Also, ich bin mir fast sicher, man sollte immer mal seine Situation überdenken und einschätzen, ob des was man tut oder erreicht hat, genau das ist, was man in seinem Leben wollte. Grobe Antwort natürlich: NEIN, aber die Lebensumstände liegen ja nicht nur an einem selbst, man ist auf Gedeih und Verderb der Umwelt ausgeliefert, wie bspw. mein Missverständnis hier ausgeufert ist. Eine Situation, die ich so nicht wollte, aber einfach akzeptiere, schon, weil ich im Moment ganz andere richtige Probleme habe, und, auch durch dieses Missverständnis sehr schnell aufgeklärt wurde, dass jene Frau mir nicht beistehen oder wenigstens einen Halt und eine Option für später geben wollte. Dabei hatte ich, bis auf dieses eine Mal nie einen Wunsch geäußert oder eine Forderung gestellt. Hätte ich dies wohl früher getan, wäre das ganze schon sehr lange eindeutig geklärt gewesen. Meine Dummheit eben.

Aber das ist nun kein Problem mehr. Seit ich aus dem Krankenhaus bin, habe ich alle Ausgaben von meinem Konto kontrolliert. Solche Sachen lässt man sonst eher schleifen, man verdient genug und es bleibt am Monatsende noch was übrig. Alle Lebensumstände sind abgesichert, man verliert den Überblick über Versicherungen, Energie, Telefon, Mobilfunkverträge usw. usf.

Jetzt, durch die Trennung und Vorbereitungen zur Scheidung ist so eine Zeit, wo man alles überdenkt, überarbeitet. Ich hatte seit zwei Tagen alles kontrolliert und verglichen und nochmal gerechnet. Alles, was irgendwie zu trennen war, habe ich getrennt, ich bin be- oder vielleicht auch verurteilter maßen vielleicht großzügig, kann aber immer noch einschätzen, wo der Spaß aufhört. Und in diesem Fall würde ich nicht mal auf Dankbarkeit setzen wollen. Außerdem verdient die Olga im Schuldienst so viel, das sie für sich selbst sorgen und ihre Unkosten begleichen kann.
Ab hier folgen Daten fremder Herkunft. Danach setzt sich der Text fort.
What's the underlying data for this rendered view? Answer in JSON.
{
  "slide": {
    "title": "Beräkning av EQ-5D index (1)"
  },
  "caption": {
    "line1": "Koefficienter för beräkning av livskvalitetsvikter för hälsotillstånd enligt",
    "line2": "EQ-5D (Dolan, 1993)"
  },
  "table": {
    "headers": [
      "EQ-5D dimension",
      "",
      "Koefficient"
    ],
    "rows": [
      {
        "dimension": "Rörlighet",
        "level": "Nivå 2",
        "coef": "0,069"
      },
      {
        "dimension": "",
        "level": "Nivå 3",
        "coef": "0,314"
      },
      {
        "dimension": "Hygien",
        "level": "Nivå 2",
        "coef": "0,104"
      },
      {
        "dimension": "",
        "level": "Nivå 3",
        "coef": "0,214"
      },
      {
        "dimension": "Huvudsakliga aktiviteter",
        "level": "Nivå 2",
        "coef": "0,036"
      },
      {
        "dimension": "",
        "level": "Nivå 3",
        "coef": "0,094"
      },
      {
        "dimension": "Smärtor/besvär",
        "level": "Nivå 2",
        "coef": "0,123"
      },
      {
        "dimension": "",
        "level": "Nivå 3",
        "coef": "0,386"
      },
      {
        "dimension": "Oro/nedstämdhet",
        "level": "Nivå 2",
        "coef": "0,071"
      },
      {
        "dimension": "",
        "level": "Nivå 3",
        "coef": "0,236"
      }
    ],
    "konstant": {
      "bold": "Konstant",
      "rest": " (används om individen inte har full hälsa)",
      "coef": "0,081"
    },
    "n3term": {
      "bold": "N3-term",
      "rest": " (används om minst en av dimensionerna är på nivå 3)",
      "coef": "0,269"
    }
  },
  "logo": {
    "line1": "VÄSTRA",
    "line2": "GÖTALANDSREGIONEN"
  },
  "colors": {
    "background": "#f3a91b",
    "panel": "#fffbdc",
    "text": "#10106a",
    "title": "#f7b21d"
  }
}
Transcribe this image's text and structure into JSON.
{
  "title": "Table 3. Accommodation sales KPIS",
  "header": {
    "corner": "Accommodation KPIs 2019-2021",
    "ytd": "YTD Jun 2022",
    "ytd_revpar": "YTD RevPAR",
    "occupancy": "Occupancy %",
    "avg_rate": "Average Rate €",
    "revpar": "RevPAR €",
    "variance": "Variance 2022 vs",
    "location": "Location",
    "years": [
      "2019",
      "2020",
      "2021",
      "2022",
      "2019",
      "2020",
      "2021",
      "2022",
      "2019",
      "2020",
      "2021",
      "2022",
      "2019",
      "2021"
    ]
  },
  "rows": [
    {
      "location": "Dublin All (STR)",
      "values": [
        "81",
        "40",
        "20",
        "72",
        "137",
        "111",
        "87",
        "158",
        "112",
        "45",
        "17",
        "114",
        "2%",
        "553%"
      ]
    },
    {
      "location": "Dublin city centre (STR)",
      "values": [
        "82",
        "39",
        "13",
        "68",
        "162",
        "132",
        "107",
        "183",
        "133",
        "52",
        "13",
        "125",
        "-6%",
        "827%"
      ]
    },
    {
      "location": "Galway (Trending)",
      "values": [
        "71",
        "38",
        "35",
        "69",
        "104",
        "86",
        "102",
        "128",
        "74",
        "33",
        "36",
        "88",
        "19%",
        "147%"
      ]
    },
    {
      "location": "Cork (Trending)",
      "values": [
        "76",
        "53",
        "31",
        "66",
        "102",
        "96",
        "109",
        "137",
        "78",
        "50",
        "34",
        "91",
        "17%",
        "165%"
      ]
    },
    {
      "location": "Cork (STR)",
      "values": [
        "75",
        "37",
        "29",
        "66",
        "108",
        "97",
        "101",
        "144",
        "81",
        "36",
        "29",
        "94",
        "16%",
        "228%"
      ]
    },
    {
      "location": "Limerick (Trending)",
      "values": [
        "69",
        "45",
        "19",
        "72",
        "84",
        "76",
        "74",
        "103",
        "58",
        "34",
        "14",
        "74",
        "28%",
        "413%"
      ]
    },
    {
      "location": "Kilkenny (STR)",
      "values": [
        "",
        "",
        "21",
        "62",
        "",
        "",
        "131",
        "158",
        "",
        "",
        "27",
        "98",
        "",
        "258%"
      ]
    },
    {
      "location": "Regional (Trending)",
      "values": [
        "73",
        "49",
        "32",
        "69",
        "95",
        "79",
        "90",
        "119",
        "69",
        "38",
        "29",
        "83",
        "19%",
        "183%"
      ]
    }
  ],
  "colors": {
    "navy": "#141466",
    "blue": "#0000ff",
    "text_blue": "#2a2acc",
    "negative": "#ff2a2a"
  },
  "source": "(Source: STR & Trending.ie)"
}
Und man glaubt gar nicht, wie viel  da raus kommt. Und nun ärgere ich mich, ich hätte schon vor fast 4 Jahren so weit sein können. Ich werde zukünftig zwar etwas weniger Geld im Monat zur Verfügung haben, aber von dem zur Verfügung stehendem Salär spare ich nun nach der Optimierung einen vierstelligen Betrag – soviel ging eben jeden Monat den Bach runter, für nichts und wieder nichts. Einfach nur, um die deutsche Wirtschaft und Dienstleistungsgesellschaft anzukurbeln. Ist das nicht Wahnsinn?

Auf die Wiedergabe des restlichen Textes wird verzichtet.